Noi sat opposite of Gregory and smiled politely at him.
"I cannot thank you enough for doing all of this." Greg said, looking at Noi. He realized that the two of them had the compartment all to themselves. Girls had always been a big stumbling block for Greg. He paused as he looked at her, unsure of what to say. What do you say to a girl? He ran several scenarios through his head but they all seemed ridiculous and ended badly.
He paused at that. How could the scenarios in his imagination end badly?
But then he realized that he had been staring at her in the eyes and he felt something really strange. How long had he been looking her in the eyes? Was he creeping her out? When he did that to other people they normally gave him a bad face and turned away. 'God!' he thought to himself. 'I hope I don't creep her out!' He turned away and looked around the compartment with visions of the Harry Potter movies with their Hogwarts Express suddenly running through his mind.
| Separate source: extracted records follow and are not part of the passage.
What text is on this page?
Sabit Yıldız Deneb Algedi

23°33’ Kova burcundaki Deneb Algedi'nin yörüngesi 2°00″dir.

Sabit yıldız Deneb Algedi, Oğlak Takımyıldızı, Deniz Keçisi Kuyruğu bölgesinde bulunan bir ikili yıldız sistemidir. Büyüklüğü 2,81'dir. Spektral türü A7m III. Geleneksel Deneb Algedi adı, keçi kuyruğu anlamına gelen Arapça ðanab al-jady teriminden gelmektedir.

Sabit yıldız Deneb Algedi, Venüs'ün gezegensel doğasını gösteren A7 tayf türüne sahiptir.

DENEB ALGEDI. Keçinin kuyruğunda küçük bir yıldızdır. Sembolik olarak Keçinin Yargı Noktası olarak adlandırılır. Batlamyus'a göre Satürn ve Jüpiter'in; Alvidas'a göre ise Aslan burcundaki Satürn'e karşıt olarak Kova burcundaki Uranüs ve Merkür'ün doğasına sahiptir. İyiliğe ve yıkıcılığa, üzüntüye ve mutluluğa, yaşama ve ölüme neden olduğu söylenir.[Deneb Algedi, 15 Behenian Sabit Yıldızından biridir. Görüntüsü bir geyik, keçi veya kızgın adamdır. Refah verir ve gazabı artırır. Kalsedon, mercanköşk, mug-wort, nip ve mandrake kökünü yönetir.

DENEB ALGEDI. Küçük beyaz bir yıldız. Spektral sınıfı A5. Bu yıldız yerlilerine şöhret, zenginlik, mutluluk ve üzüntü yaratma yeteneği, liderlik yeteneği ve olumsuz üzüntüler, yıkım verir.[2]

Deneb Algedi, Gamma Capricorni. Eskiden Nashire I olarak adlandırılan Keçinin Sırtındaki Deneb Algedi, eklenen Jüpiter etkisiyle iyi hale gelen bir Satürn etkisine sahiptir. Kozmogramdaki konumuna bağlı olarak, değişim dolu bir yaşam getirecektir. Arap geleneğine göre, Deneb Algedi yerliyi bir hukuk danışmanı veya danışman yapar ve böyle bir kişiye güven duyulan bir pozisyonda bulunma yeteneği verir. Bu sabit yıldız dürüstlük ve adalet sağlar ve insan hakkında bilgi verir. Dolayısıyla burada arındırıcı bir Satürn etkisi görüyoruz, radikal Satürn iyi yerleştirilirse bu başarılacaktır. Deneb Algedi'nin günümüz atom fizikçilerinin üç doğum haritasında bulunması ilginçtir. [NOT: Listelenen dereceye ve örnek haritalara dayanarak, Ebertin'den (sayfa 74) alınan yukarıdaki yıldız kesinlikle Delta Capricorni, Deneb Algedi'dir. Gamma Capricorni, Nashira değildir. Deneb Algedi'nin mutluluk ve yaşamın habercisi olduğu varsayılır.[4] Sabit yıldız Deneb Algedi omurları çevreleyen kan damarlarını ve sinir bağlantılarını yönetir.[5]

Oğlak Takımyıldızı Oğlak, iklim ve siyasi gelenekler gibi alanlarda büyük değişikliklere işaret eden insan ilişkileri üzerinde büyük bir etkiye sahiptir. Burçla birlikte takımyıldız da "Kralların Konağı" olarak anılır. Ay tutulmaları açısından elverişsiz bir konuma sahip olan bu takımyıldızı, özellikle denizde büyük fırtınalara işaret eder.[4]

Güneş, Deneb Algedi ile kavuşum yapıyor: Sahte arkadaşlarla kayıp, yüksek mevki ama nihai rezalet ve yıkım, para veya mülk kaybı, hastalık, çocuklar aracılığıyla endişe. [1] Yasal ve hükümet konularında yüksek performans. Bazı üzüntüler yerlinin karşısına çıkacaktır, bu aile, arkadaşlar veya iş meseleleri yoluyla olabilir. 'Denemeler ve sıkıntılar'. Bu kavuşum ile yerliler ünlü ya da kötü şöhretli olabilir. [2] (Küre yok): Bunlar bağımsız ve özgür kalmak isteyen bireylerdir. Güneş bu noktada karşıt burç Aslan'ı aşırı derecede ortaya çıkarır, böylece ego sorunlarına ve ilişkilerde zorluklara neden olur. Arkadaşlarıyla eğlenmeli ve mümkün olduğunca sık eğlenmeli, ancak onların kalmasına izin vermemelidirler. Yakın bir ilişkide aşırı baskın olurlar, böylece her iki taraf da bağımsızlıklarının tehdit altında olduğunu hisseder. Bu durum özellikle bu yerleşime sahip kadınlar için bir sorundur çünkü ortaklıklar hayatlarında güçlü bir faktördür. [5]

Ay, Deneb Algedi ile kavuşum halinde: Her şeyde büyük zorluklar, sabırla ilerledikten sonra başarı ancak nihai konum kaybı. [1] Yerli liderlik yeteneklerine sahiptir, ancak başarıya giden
Uncomfortable, he fell back into his habit of rambling on.
"I know so little about your country. I know I love the food. Well, I've only had the Americanized version though. And a song and some movies involving the city of Bangkok. I've done a little reading about Thailand but none of the villages have ever been mentioned. I've never heard of Myauntys but I'm sure its a great place. Do you have family there?" It was then that Greg recognized his semantic mistake. And he stumbled in his normally lengthy rambling.
"My Auntie's, as in...where your Aunt lives. Oops," he knew that the probability of a small village north of Bangkok being called Myaunties was too remote to consider. She had not been talking about the village itself but the village in which her aunt lived. "Now I just feel stupid, well, more stupid than usual anyway. I think I'm going to stop talking now. Why don't you tell me about yourself and your brother?"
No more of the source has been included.